Al investigar el tema de la perniciosa práctica del licenciamiento prostituido, me encuentro con otros colegas del pensamiento crítico que han deambulado por estos laberintos. Uno de ellos, mi tocayo John Hood (nada que ver con Robin), dijo en 1992 que “cuando el gobierno establece los estándares de calidad, dichos estándares están, más que nada, dictados por las presiones políticas”; aunque yo no diría “políticas” sino politiqueras o hasta rastreras.

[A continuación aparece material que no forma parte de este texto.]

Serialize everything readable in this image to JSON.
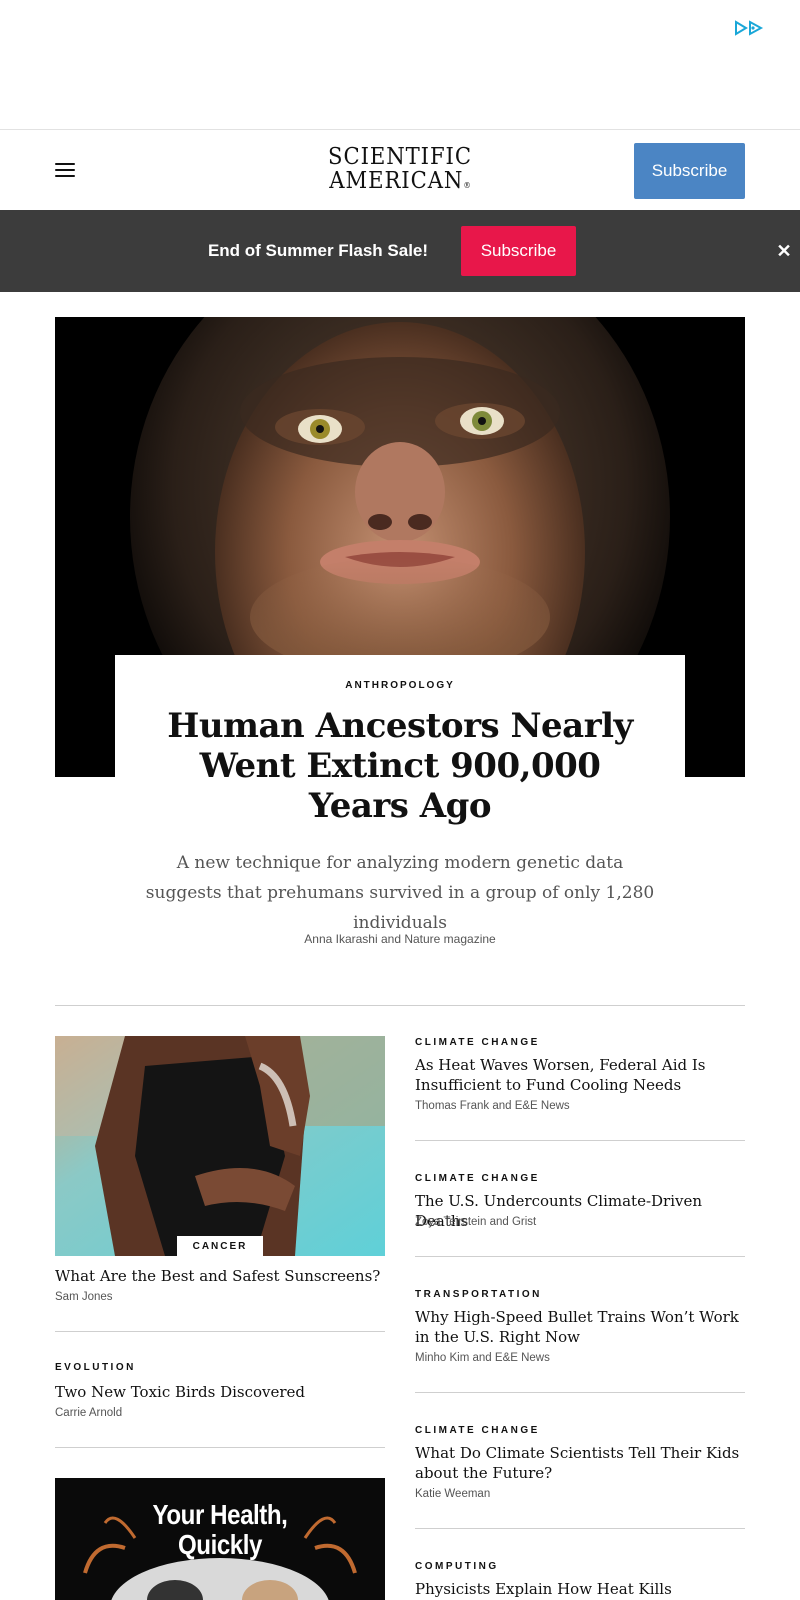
{
  "ad": {
    "choices_icon": "adchoices-icon"
  },
  "header": {
    "menu_icon": "hamburger-menu-icon",
    "logo_line1": "SCIENTIFIC",
    "logo_line2": "AMERICAN",
    "logo_mark": "®",
    "subscribe_label": "Subscribe",
    "subscribe_color": "#4b85c4"
  },
  "promo": {
    "text": "End of Summer Flash Sale!",
    "subscribe_label": "Subscribe",
    "subscribe_color": "#e8174a",
    "close_label": "✕"
  },
  "hero": {
    "kicker": "ANTHROPOLOGY",
    "title": "Human Ancestors Nearly Went Extinct 900,000 Years Ago",
    "dek": "A new technique for analyzing modern genetic data suggests that prehumans survived in a group of only 1,280 individuals",
    "byline": "Anna Ikarashi and Nature magazine"
  },
  "left_column": [
    {
      "kicker": "CANCER",
      "title": "What Are the Best and Safest Sunscreens?",
      "byline": "Sam Jones"
    },
    {
      "kicker": "EVOLUTION",
      "title": "Two New Toxic Birds Discovered",
      "byline": "Carrie Arnold"
    },
    {
      "image_title_line1": "Your Health,",
      "image_title_line2": "Quickly"
    }
  ],
  "right_column": [
    {
      "kicker": "CLIMATE CHANGE",
      "title": "As Heat Waves Worsen, Federal Aid Is Insufficient to Fund Cooling Needs",
      "byline": "Thomas Frank and E&E News"
    },
    {
      "kicker": "CLIMATE CHANGE",
      "title": "The U.S. Undercounts Climate-Driven Deaths",
      "byline": "Zoya Teirstein and Grist"
    },
    {
      "kicker": "TRANSPORTATION",
      "title": "Why High-Speed Bullet Trains Won’t Work in the U.S. Right Now",
      "byline": "Minho Kim and E&E News"
    },
    {
      "kicker": "CLIMATE CHANGE",
      "title": "What Do Climate Scientists Tell Their Kids about the Future?",
      "byline": "Katie Weeman"
    },
    {
      "kicker": "COMPUTING",
      "title": "Physicists Explain How Heat Kills Machines"
    }
  ]
}
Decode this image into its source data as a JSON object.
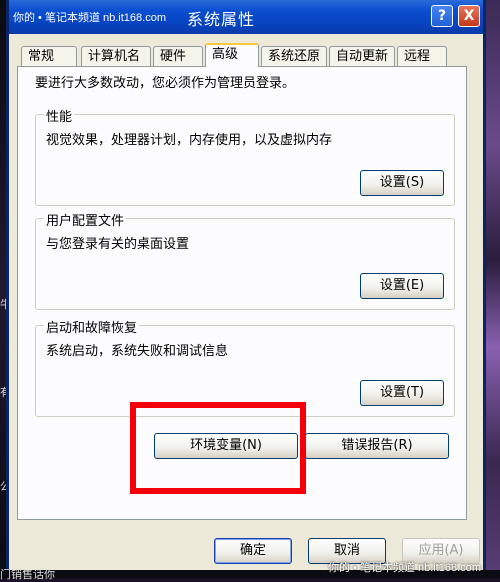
{
  "window": {
    "title": "系统属性",
    "watermark_top": "你的 • 笔记本频道  nb.it168.com",
    "help_label": "?",
    "close_label": "X"
  },
  "tabs": [
    {
      "label": "常规"
    },
    {
      "label": "计算机名"
    },
    {
      "label": "硬件"
    },
    {
      "label": "高级",
      "active": true
    },
    {
      "label": "系统还原"
    },
    {
      "label": "自动更新"
    },
    {
      "label": "远程"
    }
  ],
  "notice": "要进行大多数改动，您必须作为管理员登录。",
  "groups": {
    "performance": {
      "title": "性能",
      "desc": "视觉效果，处理器计划，内存使用，以及虚拟内存",
      "button": "设置(S)"
    },
    "profiles": {
      "title": "用户配置文件",
      "desc": "与您登录有关的桌面设置",
      "button": "设置(E)"
    },
    "startup": {
      "title": "启动和故障恢复",
      "desc": "系统启动，系统失败和调试信息",
      "button": "设置(T)"
    }
  },
  "buttons": {
    "env_vars": "环境变量(N)",
    "error_report": "错误报告(R)",
    "ok": "确定",
    "cancel": "取消",
    "apply": "应用(A)"
  },
  "watermark_bottom": "你的 • 笔记本频道  nb.it168.com",
  "left_edge_texts": [
    "牛",
    "有",
    "公"
  ],
  "bottom_left_text": "门销售话你"
}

Ello me trae a mente, una vez más, el caso de nuestra llamada “Autoridad Marítima” que visitó un día a los clubes náuticos para exigir que quienes conducían embarcaciones de placer tenían que tener licencia para dicho placer. Y, para obtener la licencia tenían que pasar un curso dictado en dos noches. La primera noche un iluminado funcionario se pasó un par de horas explicando las razones del hundimiento del Titanic. Ya ni recuerdo la “clase” de la segunda noche. Lo que sí recuerdo es que el “curso” costó $400.
O el caso del gas especial para asesinar a las polillas y comejenes en los muebles, que no se vende sin receta y la receta cuesta $500.
También están las licencias de los doctores, abogados y, en Panamá, hasta las estilistas; que, en el caso de los EE.UU. llegan a más de 1,000 clases de licencias. Como ya señalé, si le preguntas a 100 personas acerca de la razón del licenciamiento, no sería raro que el 99% las ignore. Por ejemplo, cuando pregunto por el propósito del cupo para taxis, la respuesta típica va más o menos así: “Es un ardid para la coima de cocotudos”.
Pero más allá de todo lo señalado existe otra razón que subyace al licenciamiento, que es la fiscal, lo cual es deleznable; ya que las licencias jamás deben tener un cometido fiscal dado que ello contradice el propósito fundamental que supone el licenciamiento.
Pero lo absurdo del licenciamiento no parece tener límites. Está el caso de Illinois en los EE.UU., en dónde los requerimientos para lograr una licencia de plomero maestro eran superiores a quienes aplicaban a una de cirujano. O en Oregón, en dónde se aumentaron de 1,500 horas de entrenamiento a 2,500 para obtener una licencia de cosmetología. Y así podemos seguir con más y más ejemplos que elevan la estupidez a grado de sublimemente inverosímil.
Hay estudios que demuestran que la calidad y seguridad se ven mermadas por el licenciamiento prostituido. Luego, a causa de la elevación de los precios en servicios, los consumidores se ven forzados a buscar a personal no idóneo o se electrocutan intentando hacer de electricistas. Y, como siempre, a fin de cuentas, los más afectados son los menos pudientes.
Es de suponer que la licencia es un instrumento de la seguridad y la calidad; lo cual, a su vez, supone que los ciudadanos no podemos cuidarnos por cuenta propia. Desafortunadamente poco recapacitamos en que se trata de un esfuerzo compartido o una delegación parcial y no total.
Curiosamente, en la España histórica se requería licencia para tener y portar cuchillos. Y había que diferenciar entre un cuchillo de mantequilla, uno de carne o vegetales y uno diseñado para matar humanos. Supongo que igual podríamos exigir que todo boxeador profesional debía tener y portar licencia para deambular por las calles con sus puños.
A ver qué hacemos en un futuro muy próximo cuando portemos anteojos capaces de disparar rayos invisibles… ¿necesitaremos licencia para andar con lentes?